If she was marginally comfortable in warm water then I'm not surprised to hear that she is having a hard time in your local waters. Warm water is one thing. Add the heavier suits and weight along with the limited visibility even on your best day and until she's comfortable and capable she will have a real hard time having any fun.

I don't know that comfort is a requirement for certification but she should have been competent and able to function. Diving is an adaptation and many divers need some extra time to get comfortable with the whole thing. Until that happens they are diving on pins and needles in a very narrow comfort zone.

Do you know if she has carried with her any skills that brought on anxiety? Things like clearing her mask? Has she done much skin-diving to get her really comfortable with sustained oral breathing? If any of this is going on then it's important for her to step back and put those demons to bed. Get into a pool or a shallow sandy bottom beach and spend some time playing. I'll assume that she demonstrated the skills to earn her certification. Nothing says she can't just get in the water and challenge herself in her comfort zone until she gets bored. Getting into the water without the pressure of making a dive could make a big difference.

Are her weights correct in amount and placement? Some divers find weight to be a security blanket and that just makes settling down impossible.

The other thing to look at is her gear. Is she comfortable in it? Does it fit her well? Is she using a cylinder appropriate for her size? There are a lot of things that can make gearing up stressful.

As you get comfortable that she is in the right gear and is getting comfortable do what you can to expose her to what good diving looks like. Many divers lack the reference from which to visualize graceful diving let alone execute it.

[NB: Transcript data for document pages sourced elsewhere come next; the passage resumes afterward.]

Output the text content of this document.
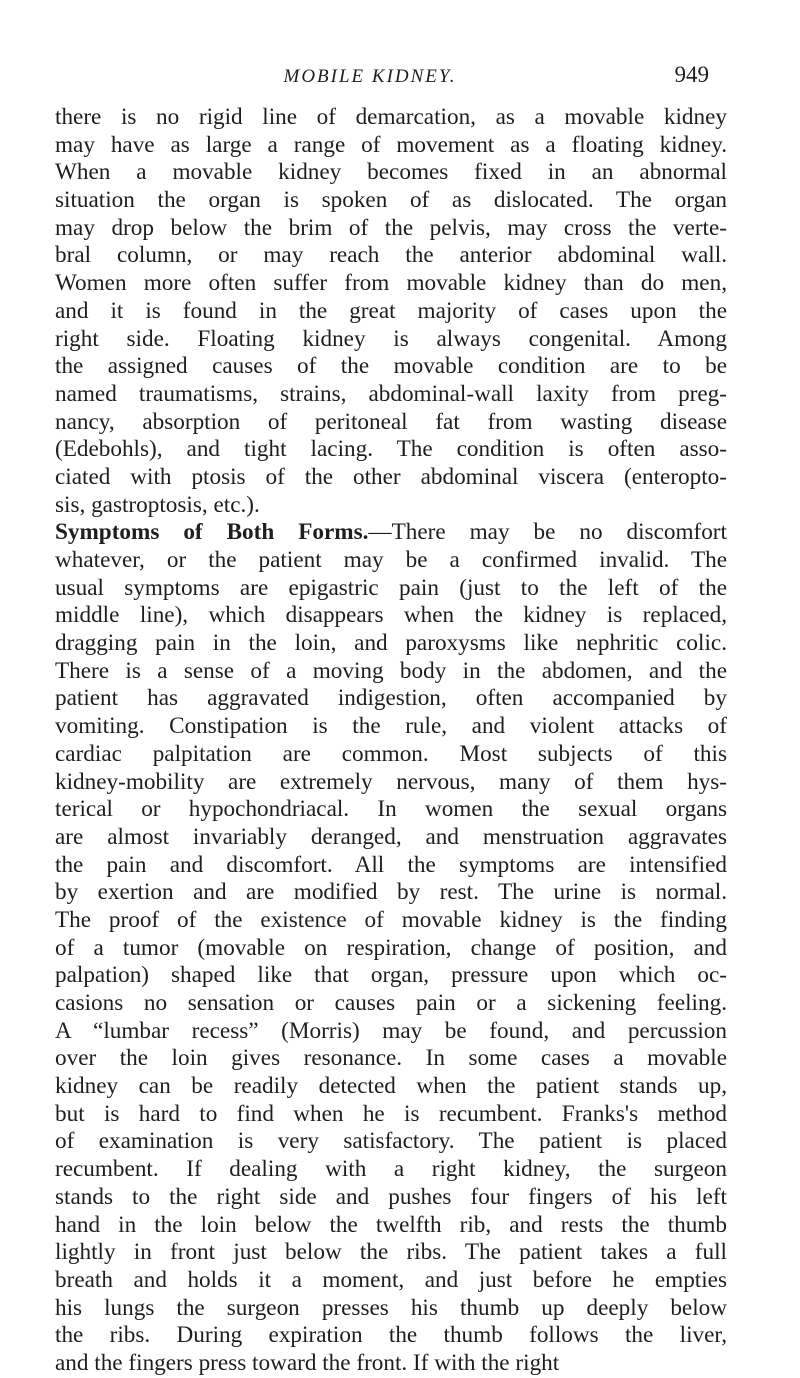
MOBILE KIDNEY.	949
there is no rigid line of demarcation, as a movable kidney
may have as large a range of movement as a floating kidney.
When a movable kidney becomes fixed in an abnormal
situation the organ is spoken of as dislocated. The organ
may drop below the brim of the pelvis, may cross the verte-
bral column, or may reach the anterior abdominal wall.
Women more often suffer from movable kidney than do men,
and it is found in the great majority of cases upon the
right side. Floating kidney is always congenital. Among
the assigned causes of the movable condition are to be
named traumatisms, strains, abdominal-wall laxity from preg-
nancy, absorption of peritoneal fat from wasting disease
(Edebohls), and tight lacing. The condition is often asso-
ciated with ptosis of the other abdominal viscera (enteropto-
sis, gastroptosis, etc.).
Symptoms of Both Forms.—There may be no discomfort
whatever, or the patient may be a confirmed invalid. The
usual symptoms are epigastric pain (just to the left of the
middle line), which disappears when the kidney is replaced,
dragging pain in the loin, and paroxysms like nephritic colic.
There is a sense of a moving body in the abdomen, and the
patient has aggravated indigestion, often accompanied by
vomiting. Constipation is the rule, and violent attacks of
cardiac palpitation are common. Most subjects of this
kidney-mobility are extremely nervous, many of them hys-
terical or hypochondriacal. In women the sexual organs
are almost invariably deranged, and menstruation aggravates
the pain and discomfort. All the symptoms are intensified
by exertion and are modified by rest. The urine is normal.
The proof of the existence of movable kidney is the finding
of a tumor (movable on respiration, change of position, and
palpation) shaped like that organ, pressure upon which oc-
casions no sensation or causes pain or a sickening feeling.
A “lumbar recess” (Morris) may be found, and percussion
over the loin gives resonance. In some cases a movable
kidney can be readily detected when the patient stands up,
but is hard to find when he is recumbent. Franks's method
of examination is very satisfactory. The patient is placed
recumbent. If dealing with a right kidney, the surgeon
stands to the right side and pushes four fingers of his left
hand in the loin below the twelfth rib, and rests the thumb
lightly in front just below the ribs. The patient takes a full
breath and holds it a moment, and just before he empties
his lungs the surgeon presses his thumb up deeply below
the ribs. During expiration the thumb follows the liver,
and the fingers press toward the front. If with the right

If you are lucky enough to have a local mentor that can join you from time to time take advantage of that. (S)he may spot something you both missed. Also your wife will listen to a 3rd party differently, even if you are saying the same words.

Consider diving when other divers are in the water. Sometimes that aids in the comfort level. Knowing that others are around just in case. It also makes the activity feel more mainstream.

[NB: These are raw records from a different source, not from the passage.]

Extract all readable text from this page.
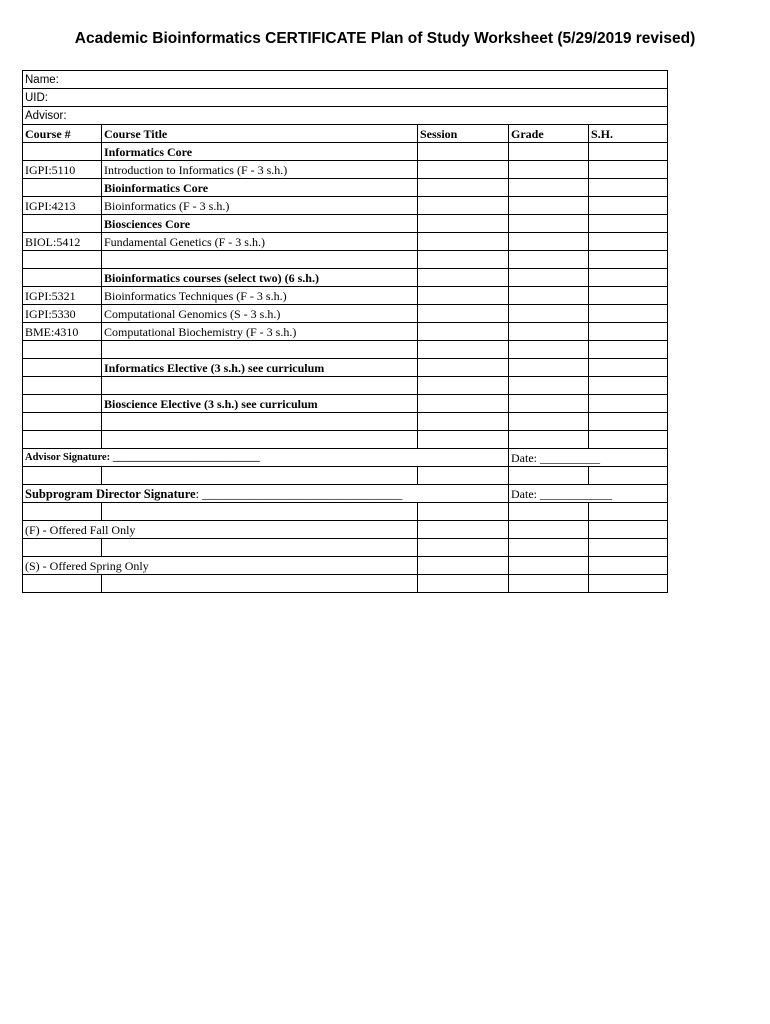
Academic Bioinformatics CERTIFICATE Plan of Study Worksheet (5/29/2019 revised)
Name:				
UID:				
Advisor:				
Course #	Course Title	Session	Grade	S.H.
	Informatics Core			
IGPI:5110	Introduction to Informatics (F - 3 s.h.)			
	Bioinformatics Core			
IGPI:4213	Bioinformatics (F - 3 s.h.)			
	Biosciences Core			
BIOL:5412	Fundamental Genetics (F - 3 s.h.)			

	Bioinformatics courses (select two) (6 s.h.)			
IGPI:5321	Bioinformatics Techniques (F - 3 s.h.)			
IGPI:5330	Computational Genomics (S - 3 s.h.)			
BME:4310	Computational Biochemistry (F - 3 s.h.)			

	Informatics Elective (3 s.h.) see curriculum			

	Bioscience Elective (3 s.h.) see curriculum			

Advisor Signature: ____________________________			Date: __________	

Subprogram Director Signature: ________________________________			Date: ____________	

(F) - Offered Fall Only				

(S) - Offered Spring Only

You state that she says she wants to do this and I have no reason to believe this is not true. I know from experience that it took my wife a while to get comfortable. This is her 5th season diving. Along the way she had perception, skill and gear issues to work out. Each one has broadened her comfort zone. This is her 5th year diving and she has been taking in stride some challenges that would have been unnerving a few years ago. I think she loves diving almost as much as I do but her road to fully enjoying it was a unique one just as your wife's will be.

Be patient and supportive. Keep an eye on what is and is not working for her. Make her part of deciding when, where, how deep, how long and so forth. Be prepared to abort some dives it she is not feeling right about it. Keep the dives simple and low pressure. She will let you know when she's ready for adventure.

You should be prepared for the day(s) when she says that diving just isn't for her. Meanwhile be the best buddy you can be as she seeks her zen.

Pete
 
I'm just like your wife and like Pete says you've gotten the best advice. I've been trying to get comfortable for many years. I even have 3 "C" cards, LOL- I guess I'm just a little claustrophobic and probably not a great swimmer, but I keep trying. I only dive with my husband or someone I really trust. If I want to go back, I go back and no one ever bugs me for calling my dive. One thing that has helped is putting my gear on in the water. I have to have a lot of weight and it's nearly impossible to get off a rocking boat with it. Now I put on my mask & fins and someone drops my gear with the pack inflated. I like the idea of getting in the water with no gear or something else to do, like snorkeling for a bit. I've gone scalloping for an hour and wanted to put on my dive gear so I could venture further. As a woman and a scardy cat I do real well when my sweetie is there for me and no pressure
 
Well I want to thank everyone for alot of Great idea's. Me and my wife have been reading through them and I believe we have alot of things to try to hopefully help her out.